Сейчас она, при всех ее размерах, не столь просторна, как в петровские времена. На месте церкви — аккурат где была алтарная часть — дом с массивными колоннами, образец сталинского неоклассицизма (без архитектурных, правда, излишеств), и это теперь дальняя граница современной площади. Да и сама теперешняя Троицкая не очень на площадь похожа. Сегодня это, пожалуй, регулярный сквер-сад.

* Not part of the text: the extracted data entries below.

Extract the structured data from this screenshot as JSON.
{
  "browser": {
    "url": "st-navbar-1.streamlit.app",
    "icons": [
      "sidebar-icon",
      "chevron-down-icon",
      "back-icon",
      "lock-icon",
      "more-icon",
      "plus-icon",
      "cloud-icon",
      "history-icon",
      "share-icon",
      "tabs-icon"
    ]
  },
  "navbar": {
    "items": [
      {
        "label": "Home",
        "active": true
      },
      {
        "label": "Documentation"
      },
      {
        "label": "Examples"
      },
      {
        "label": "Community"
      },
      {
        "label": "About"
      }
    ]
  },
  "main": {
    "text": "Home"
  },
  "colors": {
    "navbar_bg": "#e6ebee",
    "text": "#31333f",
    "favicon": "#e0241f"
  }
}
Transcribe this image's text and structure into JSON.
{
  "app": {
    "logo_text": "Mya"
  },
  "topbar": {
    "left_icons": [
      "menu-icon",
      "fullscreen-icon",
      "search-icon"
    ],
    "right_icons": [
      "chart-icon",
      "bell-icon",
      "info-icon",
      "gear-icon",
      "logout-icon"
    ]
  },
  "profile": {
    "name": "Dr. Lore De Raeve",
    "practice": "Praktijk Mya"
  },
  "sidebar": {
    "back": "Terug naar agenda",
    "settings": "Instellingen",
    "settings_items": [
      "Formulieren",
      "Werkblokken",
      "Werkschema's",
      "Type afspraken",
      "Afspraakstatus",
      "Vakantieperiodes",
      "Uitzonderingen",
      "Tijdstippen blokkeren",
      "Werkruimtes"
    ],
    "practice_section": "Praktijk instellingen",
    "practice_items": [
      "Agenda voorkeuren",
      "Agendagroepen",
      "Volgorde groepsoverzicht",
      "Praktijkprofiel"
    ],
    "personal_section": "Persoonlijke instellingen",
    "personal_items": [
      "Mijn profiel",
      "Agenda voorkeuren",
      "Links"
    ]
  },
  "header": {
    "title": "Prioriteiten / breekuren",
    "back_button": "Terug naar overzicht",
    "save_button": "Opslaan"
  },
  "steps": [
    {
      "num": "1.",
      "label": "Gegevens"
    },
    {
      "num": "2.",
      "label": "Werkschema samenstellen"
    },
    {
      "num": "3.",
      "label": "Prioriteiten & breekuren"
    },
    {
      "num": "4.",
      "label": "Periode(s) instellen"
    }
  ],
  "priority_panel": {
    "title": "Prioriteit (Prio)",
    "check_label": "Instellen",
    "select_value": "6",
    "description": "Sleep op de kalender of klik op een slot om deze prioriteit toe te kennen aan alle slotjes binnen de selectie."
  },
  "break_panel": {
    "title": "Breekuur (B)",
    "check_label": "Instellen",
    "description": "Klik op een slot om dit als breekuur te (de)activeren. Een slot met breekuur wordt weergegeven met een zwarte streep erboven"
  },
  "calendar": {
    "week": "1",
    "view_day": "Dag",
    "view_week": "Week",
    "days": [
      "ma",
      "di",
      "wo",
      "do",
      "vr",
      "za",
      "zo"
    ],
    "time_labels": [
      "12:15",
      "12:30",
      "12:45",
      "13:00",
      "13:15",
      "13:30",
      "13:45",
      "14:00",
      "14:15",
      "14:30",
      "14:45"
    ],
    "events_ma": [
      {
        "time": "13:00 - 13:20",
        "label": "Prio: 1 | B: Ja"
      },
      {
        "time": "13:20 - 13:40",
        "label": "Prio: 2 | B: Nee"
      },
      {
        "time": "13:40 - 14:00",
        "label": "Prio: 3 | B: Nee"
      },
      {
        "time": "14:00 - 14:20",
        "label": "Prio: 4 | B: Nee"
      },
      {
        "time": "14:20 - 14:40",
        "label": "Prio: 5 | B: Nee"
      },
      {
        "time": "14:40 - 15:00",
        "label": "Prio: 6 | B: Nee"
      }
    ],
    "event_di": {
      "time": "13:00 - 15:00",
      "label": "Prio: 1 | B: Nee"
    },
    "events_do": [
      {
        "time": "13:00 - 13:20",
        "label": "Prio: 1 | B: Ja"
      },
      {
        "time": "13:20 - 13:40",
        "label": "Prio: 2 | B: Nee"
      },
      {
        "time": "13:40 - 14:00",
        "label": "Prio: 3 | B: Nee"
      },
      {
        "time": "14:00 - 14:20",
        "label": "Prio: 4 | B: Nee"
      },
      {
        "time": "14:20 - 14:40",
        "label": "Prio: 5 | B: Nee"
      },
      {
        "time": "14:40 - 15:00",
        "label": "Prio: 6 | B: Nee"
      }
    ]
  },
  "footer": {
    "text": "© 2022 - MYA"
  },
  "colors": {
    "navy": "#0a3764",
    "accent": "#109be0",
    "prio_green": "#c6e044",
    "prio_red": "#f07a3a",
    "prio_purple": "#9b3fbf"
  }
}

В конце мая, когда отмечают День города, она тонет в благоухании сирени. Помню ее, какой была в годы моего детства: да такой же почти, но только был богатый на ней цветник, роз особенно много, и память мне до недавнего времени рисовала (похоже, меня обманывая) чуть ли не море красного — как бы в оправдание тогдашнего названия сего пространства — площадь Революции, но сейчас меня поправляют: там было много и белых, и чайных роз, и каких только не было. Именем Революции площадь была обязана, конечно, особняку балерины Кшесинской, той самой Матильды, — в апреле семнадцатого большевики в явочном порядке превратили здание в свой штаб, Ленин с балкона произносил речи. Впрочем, название «площадь Революции» — не единственное «революционное» название площади: она успела побывать одновременно и площадью Коммунаров, и площадью Тринадцатого Июля. Последняя дата связана как раз с ликвидацией большевистского штаба в особняке Кшесинской и полулегальным заседанием ЦК (в этот день балерина, кстати, навсегда покинула Петроград, но все-таки не из-за ее отъезда назвали площадь). А Ленин и Зиновьев в этот день уже скрывались в Разливе. Помню Ленина в парике — ну как помню? — когда я учился в школе, нас водили сюда, в бывший особняк Кшесинской, тогда — Музей революции, но почему-то все, что запомнил, — это две фотографии: Ленин в парике и без бороды (сейчас очень известная) — не похож! — и Камо, урод какой-то, а нам показали только что фильм «Камо», и там, на экране кинотеатра «Знамя», отважный красавец-большевик, совсем другой человек, претерпевал пытку. В общем, сейчас это Музей политической истории России, революции мало в музее, но много про сталинские репрессии. Памятник жертвам сталинских репрессий собираются воздвигнуть на Троицкой площади. Сейчас там установлен камень, привезенный с Соловков, — по-моему, он говорит сам за себя, и, на мой, человека, недолюбливающего современные памятники, взгляд, ничего другого не надо — лучше соловецкого камня памятника не будет.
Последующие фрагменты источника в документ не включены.